One of the key features to understand the outcomes of the sensorimotor paradox proposition, as to the situation of the body in social and moral conduct, is that we constantly and compulsively have to justify to ourselves our being still. We could be bursting in the moment and open space for interaction with the impulse to enact what we see – especially being kept on hold for so long. But we don’t do that, for we have been taught not to, respectfully of what is considered convenient to whatever society we came to live in. That is where we desperately need a relation in order to situate our still body, obedient to the social rules through moral teaching, to justify that we do so.
With our inspection of the workings of trauma and Darian Leader’s work on the question of pain (La jouissance, vraiment ?, 2020), we stressed the fact that every experience – even the slightest sensory situation of contact – was subject to a reorganisation of what is actually available and possible in the world for the person. Further more, this potential space opens to interpretation as soon as it comes to involve someone else’s gaze – and even our own as someone else’s. But something that we haven’t adressed yet is that we have to live with ourselves then, with some body of ours entered the realm of strangers, and that is something quite different again than elaborating long-term meaning. What happens with the day-to-day insecurity of having to maintain the structure and the frame for constant self-interpretation through the possibility of the other’s gaze is relying on the very personal sense of one’s own body being highly subject and vulnerable to aggressions. Why should we trust the possibility that we would not be hurt ?
The learning of strategies to prevent oneself from being hurt shows lines that are common to main social structures and some that are more specific to local experiences and to the singularity of the person. The distribution of moral violence would depend on the variety and diversity of the spaces into which we project possibilities. However, the liberty to move freely, should it not be hurtful to anyone, is more often submitted to moral scrutiny. The conformity to social norms, as to what is proper a form for a human being in society, is mostly taught out of fear of rejection and sanction, more than out of a dialogue and the teachings of consent and mutual self-determination. The efficiency of morals relies on the uniformity of its application, rather than the observation and expression of local idiosyncraties.
Then, as much as we feel compelled to justify our being here as a trustworthy member of the group, we also finally owe ourselves to justify our own obedience to the collective gaze, especially where it comprises various forms of brutality – most of them systemic and non-expressed to the social and political conversation in any other way than being what is ‘normal’ or performed as such (Judith Butler, Gender trouble, 1990). We, in fact, tend to be well aware of a form of captivity, to which we have to consent if not willing to be the figure of the outcast. Where we are can be the place of the socially right or the socially wrong – or the invisible at the intersection of political structures of oppression (Kimberlé Crenshaw, « Demarginalizing the Intersection of Race and Sex: A Black Feminist Critique of Antidiscrimination Doctrine, Feminist Theory and Antiracist Politics », 1989). But still, a body kept still, its possibilities to enact put on hold to imagination, is an impatient body, that we have to reason out. We have to set ourselves back to the relational structures of obedience and speech readiness against the very near possibility to burst out of stillness into the image that we extracted from a perceptive contradiction.

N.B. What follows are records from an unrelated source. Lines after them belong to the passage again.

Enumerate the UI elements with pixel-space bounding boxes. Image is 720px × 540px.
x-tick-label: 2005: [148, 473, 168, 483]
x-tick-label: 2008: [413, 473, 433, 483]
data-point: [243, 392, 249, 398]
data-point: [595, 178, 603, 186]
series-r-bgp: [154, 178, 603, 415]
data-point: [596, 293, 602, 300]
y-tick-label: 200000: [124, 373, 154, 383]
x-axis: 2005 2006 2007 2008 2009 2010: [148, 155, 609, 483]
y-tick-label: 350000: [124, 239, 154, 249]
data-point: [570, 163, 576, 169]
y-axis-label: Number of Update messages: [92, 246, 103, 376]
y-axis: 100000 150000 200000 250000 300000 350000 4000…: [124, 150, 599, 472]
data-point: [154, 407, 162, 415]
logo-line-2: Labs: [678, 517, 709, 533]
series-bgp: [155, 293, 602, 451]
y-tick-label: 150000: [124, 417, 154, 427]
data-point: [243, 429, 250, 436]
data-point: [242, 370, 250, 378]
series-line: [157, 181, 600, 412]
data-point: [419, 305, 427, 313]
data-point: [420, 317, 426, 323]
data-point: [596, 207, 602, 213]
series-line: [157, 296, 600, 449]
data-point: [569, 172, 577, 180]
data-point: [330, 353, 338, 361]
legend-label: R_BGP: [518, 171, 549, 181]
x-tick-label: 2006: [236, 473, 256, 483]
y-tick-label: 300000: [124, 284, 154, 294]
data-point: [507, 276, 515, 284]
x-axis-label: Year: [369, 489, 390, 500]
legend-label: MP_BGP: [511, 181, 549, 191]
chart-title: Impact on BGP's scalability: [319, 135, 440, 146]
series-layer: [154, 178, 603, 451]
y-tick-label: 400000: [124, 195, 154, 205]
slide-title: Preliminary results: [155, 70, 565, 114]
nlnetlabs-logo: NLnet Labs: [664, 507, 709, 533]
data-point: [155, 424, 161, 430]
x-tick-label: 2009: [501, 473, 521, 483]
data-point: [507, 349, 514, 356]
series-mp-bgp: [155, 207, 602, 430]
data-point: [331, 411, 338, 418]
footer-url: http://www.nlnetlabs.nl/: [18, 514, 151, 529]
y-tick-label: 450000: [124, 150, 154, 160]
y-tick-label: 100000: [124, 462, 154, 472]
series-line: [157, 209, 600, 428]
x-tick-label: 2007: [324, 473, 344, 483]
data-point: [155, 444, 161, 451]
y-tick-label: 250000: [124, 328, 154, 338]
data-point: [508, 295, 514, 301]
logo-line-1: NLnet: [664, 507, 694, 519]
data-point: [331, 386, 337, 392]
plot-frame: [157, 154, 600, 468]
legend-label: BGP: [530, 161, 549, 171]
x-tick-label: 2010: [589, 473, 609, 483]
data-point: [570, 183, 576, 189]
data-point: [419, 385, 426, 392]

As seen with Francisco Varela’s work (The Embodied Mind, 1991), sensory perception is co-dependent on the modalities of sensorimotor interaction. We see a world that we could enact from. The modalities of our perception are tied up to the way our body constantly produces and creates a world where it is « functional ». We perceive what we actively act towards and reciprocally, what we sense is acting to us to another kind of world already. Each contact to our senses is sort of a meeting that we commit to. As we saw, the fact that a sensorimotor paradox – the activity of our hands through the development of bipedal stance and the sensorimotor contradiction of seeing the hand that can’t reach itself – could have produced an image without the possibility to enact it would be key to the birth of imagination. Moreover, we have to situate ourselves to it, and that is what we called the workings of trauma. Then, when we enter the symbolic structures of language, of social and moral debt and of interpretation, we have to keep our own body available for that kind of consistent work and keep ourselves ready and aware of its necessity. We have to keep on being human on these social and intimate terms. That is a harsh kind of self-training, never perfected because always highly dependent on the evaluation of others, its moral prescription and the perspective of the sanction.
So we have to tell our body to wait until the spaces come where it would be safe. Until then, we try our best to keep it together – our vigilance to the way that it is perceived by others, the pursuit of our own way to go through, the preservation of intimate spaces for relief. The relational duty we have to others is then also relying on that relational duty to our own body that concentrates the whole of our experience. The question of impulse, that we discussed in The Vulvic Network section, is thus fundamentally less pertaining to a sexual endeavour than to the very necessity to keep this sensorimotor contradiction from any possible enaction. We now hope to bring that matter to the conversation, in order to shed some clarity on the perspective of any enduring cure.